This paper introduces new classes of bivariate time series models being useful to fit count data time series with a finite range of counts. Motivation comes mainly from the comparison of schemes for monitoring tourism demand, stock data, production and environmental processes. All models are based on the bivariate binomial distribution of Type II. First, a new family of bivariate integer-valued GARCH models is proposed. Then, a new bivariate thinning operation is introduced and explained in detail. The new thinning operation has a number of advantages including the fact that marginally it behaves as the usual binomial thinning operation and also that allows for both positive and negative cross-correlations. Based upon this new thinning operation, a bivariate extension of the binomial autoregressive model of order one is introduced. Basic probabilistic and statistical properties of the model are discussed. Parameter estimation and forecasting are also covered.
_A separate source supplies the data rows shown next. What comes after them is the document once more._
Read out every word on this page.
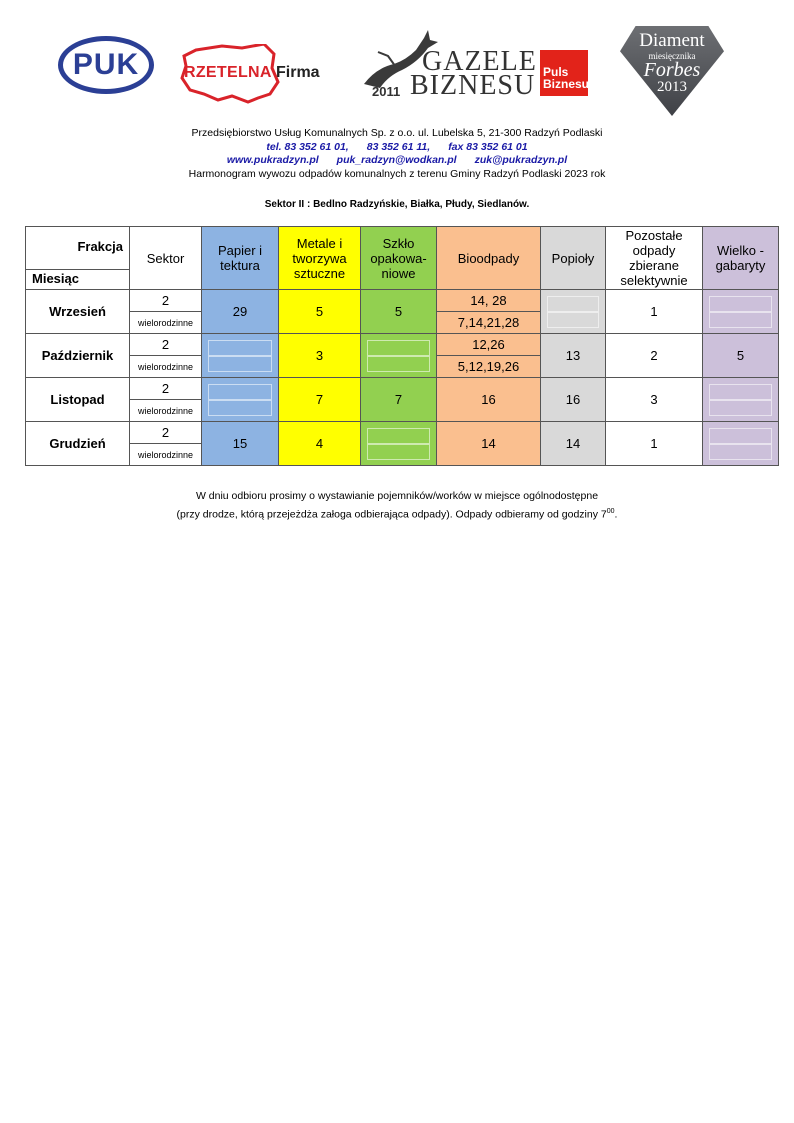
PUK	RZETELNA Firma	GAZELE
BIZNESU
2011
Puls
Biznesu
Diament
miesięcznika
Forbes
2013
Przedsiębiorstwo Usług Komunalnych Sp. z o.o. ul. Lubelska 5, 21-300 Radzyń Podlaski
tel. 83 352 61 01, 83 352 61 11, fax 83 352 61 01
www.pukradzyn.pl puk_radzyn@wodkan.pl zuk@pukradzyn.pl
Harmonogram wywozu odpadów komunalnych z terenu Gminy Radzyń Podlaski 2023 rok
Sektor II : Bedlno Radzyńskie, Białka, Płudy, Siedlanów.
Frakcja
Miesiąc	Sektor	Papier i tektura	Metale i tworzywa sztuczne	Szkło opakowa-niowe	Bioodpady	Popioły	Pozostałe odpady zbierane selektywnie	Wielko - gabaryty
Wrzesień	2	29	5	5	14, 28		1	

	wielorodzinne				7,14,21,28			
Październik	2		3		12,26	13	2	5
	wielorodzinne				5,12,19,26			
Listopad	2		7	7	16	16	3	

	wielorodzinne							
Grudzień	2	15	4		14	14	1	

	wielorodzinne							
W dniu odbioru prosimy o wystawianie pojemników/worków w miejsce ogólnodostępne
(przy drodze, którą przejeżdża załoga odbierająca odpady). Odpady odbieramy od godziny $7^{00}$.
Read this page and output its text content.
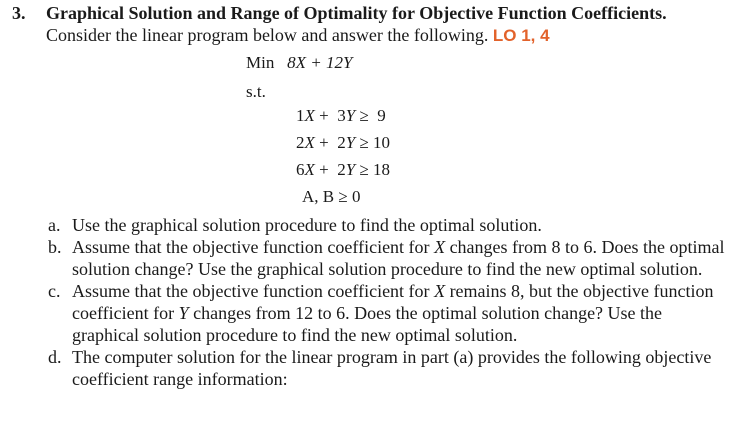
3. Graphical Solution and Range of Optimality for Objective Function Coefficients.
Consider the linear program below and answer the following. LO 1, 4
Min 8X + 12Y
s.t.
1X +  3Y ≥  9
2X +  2Y ≥ 10
6X +  2Y ≥ 18
A, B ≥ 0
a. Use the graphical solution procedure to find the optimal solution.
b. Assume that the objective function coefficient for X changes from 8 to 6. Does the optimal solution change? Use the graphical solution procedure to find the new optimal solution.
c. Assume that the objective function coefficient for X remains 8, but the objective function coefficient for Y changes from 12 to 6. Does the optimal solution change? Use the graphical solution procedure to find the new optimal solution.
d. The computer solution for the linear program in part (a) provides the following objective coefficient range information:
The performance of these models is illustrated through an empirical application to a set of rainy days time series collected from 2000 up to 2010 in the German cities of Bremen and Cuxhaven.

Suggested Citation

  • Scotto, Manuel G. & Weiß, Christian H. & Silva, Maria Eduarda & Pereira, Isabel, 2014. "Bivariate binomial autoregressive models," Journal of Multivariate Analysis, Elsevier, vol. 125(C), pages 233-251.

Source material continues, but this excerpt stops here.